Adorno erzählt von „Guernica“
Georg Seeßlen erinnert an die von Adorno erzählte Anekdote, wo ein deutscher Botschafter Picasso fragte, ob er das Bild „Guernica“ gemacht habe, und Picasso antwortete: „Nein, Sie!“. Das erste Flächenbombardement der europäischen Geschichte, eine Art Vorübung für den totalen Luftkrieg deutscher und italienischer Truppen, wurde von Picasso innerhalb eines Monats im spanisch-republikanischen Zweck-Pavillon der Weltausstellung von Paris 1937 als gemalte Klage ausgestellt.
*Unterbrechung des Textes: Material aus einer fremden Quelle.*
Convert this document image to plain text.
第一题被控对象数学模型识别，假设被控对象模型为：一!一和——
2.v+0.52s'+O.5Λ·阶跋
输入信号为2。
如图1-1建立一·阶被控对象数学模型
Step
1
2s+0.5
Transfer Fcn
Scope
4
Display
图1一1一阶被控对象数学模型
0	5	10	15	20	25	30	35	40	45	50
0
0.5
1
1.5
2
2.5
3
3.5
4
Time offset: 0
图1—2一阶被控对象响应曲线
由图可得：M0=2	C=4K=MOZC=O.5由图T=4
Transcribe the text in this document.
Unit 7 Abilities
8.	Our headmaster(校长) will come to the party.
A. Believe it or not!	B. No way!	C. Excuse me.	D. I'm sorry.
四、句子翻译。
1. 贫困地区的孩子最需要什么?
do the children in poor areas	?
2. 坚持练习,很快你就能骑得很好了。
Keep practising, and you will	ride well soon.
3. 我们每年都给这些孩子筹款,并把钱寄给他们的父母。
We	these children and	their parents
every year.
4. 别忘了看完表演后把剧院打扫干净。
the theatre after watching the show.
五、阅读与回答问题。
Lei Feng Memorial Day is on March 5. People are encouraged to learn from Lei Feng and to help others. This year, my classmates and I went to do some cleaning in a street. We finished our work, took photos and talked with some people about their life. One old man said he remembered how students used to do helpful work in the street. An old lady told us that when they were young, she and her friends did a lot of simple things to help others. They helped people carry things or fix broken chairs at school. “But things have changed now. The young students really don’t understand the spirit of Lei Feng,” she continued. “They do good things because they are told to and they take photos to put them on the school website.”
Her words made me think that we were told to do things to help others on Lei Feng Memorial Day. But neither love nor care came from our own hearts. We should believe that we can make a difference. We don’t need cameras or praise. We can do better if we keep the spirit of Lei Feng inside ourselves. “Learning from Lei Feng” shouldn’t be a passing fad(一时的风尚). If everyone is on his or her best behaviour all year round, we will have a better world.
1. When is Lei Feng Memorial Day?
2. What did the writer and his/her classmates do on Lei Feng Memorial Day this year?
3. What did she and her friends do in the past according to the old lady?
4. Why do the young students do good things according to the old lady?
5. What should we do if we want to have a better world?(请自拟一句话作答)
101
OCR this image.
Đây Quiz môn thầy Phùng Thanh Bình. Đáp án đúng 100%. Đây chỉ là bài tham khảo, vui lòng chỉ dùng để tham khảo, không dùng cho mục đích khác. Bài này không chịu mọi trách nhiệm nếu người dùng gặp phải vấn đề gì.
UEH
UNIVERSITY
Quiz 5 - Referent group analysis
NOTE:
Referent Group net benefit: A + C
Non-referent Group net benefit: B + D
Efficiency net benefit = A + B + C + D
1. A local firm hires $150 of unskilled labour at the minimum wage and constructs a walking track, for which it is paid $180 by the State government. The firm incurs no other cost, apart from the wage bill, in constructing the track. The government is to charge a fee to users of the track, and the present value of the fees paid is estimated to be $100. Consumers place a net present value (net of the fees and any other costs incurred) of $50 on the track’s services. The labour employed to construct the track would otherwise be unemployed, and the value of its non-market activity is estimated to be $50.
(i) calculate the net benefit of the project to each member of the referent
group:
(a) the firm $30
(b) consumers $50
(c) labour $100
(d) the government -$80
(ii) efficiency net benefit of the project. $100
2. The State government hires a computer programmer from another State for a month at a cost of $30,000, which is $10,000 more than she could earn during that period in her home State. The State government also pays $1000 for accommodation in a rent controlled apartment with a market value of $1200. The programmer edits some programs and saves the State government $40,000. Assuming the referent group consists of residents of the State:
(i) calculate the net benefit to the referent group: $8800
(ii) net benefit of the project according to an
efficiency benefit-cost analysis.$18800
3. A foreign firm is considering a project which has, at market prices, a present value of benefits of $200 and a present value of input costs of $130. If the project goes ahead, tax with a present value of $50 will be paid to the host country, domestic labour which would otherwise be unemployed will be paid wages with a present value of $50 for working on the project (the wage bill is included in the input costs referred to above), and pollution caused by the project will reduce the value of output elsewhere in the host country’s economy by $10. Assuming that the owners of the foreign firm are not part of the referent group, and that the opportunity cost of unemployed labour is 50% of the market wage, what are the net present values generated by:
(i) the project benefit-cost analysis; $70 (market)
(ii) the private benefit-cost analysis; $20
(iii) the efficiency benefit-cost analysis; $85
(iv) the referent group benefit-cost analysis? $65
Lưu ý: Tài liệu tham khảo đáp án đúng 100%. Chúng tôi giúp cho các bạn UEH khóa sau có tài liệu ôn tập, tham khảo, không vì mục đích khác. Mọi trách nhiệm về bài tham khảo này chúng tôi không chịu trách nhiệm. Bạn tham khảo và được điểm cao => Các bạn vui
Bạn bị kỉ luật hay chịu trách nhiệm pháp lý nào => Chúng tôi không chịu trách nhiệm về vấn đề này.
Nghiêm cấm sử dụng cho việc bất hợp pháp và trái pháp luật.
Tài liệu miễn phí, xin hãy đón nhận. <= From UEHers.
Picasso hielt im Exil über einen befreundeten Friseur Verbindungen zur illegalen spanischen KP und spendete viel Geld für die GenossInnen. Erst nach Francos Tod 1975 durfte „Guernica“ in Spanien gezeigt werden und war auch nur einmal 1955/56 in Westdeutschland zu sehen. „Besonders vor dem Bild mit dem Namen einer baskischen Kleinstadt drängelten sich die Kunstinteressierten, waren fasziniert, erschreckt, entsetzt oder fühlten sich in ihren Vorurteilen bestätigt“, schreibt Hubert Brieden. Knapp vor der „Wiedervereinigung“ veröffentlichte die Bundeswehr eine doppelseitige Anzeige mit einer Reproduktion des Gemäldes und der Schlagzeile „Feindbilder sind die Väter des Krieges“.
Das epochale Picasso-Projekt im Museum Ludwig wurde von der Hauskuratorin Julia Friedrich konzipiert, die nun ans Jüdische Museum Berlin wechselt. Ohne die raffinierte Kulissenlandschaft des Konzeptkünstlers Eran Schaerf wäre es nicht vorstellbar. Ihre gemeinsame Ausstellung über Ausstellungen, politische Interventionen und Schriftstücke wird qua Berichterstattungen, Filmen sowie Büchern und Unikaten, großformatigen Reproduktionen oder Peter Nestlers Auftragsfilm „Picasso in Vallauris“in Gestalt gebracht.
Die eigenwillige Wucht der Großinstallationen macht die Artefakte zwar klein, aber lässt sie zugleich zart erscheinen. Die Ausstellung funktioniert auch als Referenzsystem: Kunst im aktiven Gebrauch ist eben nicht die des konsumierenden Verbrauchs.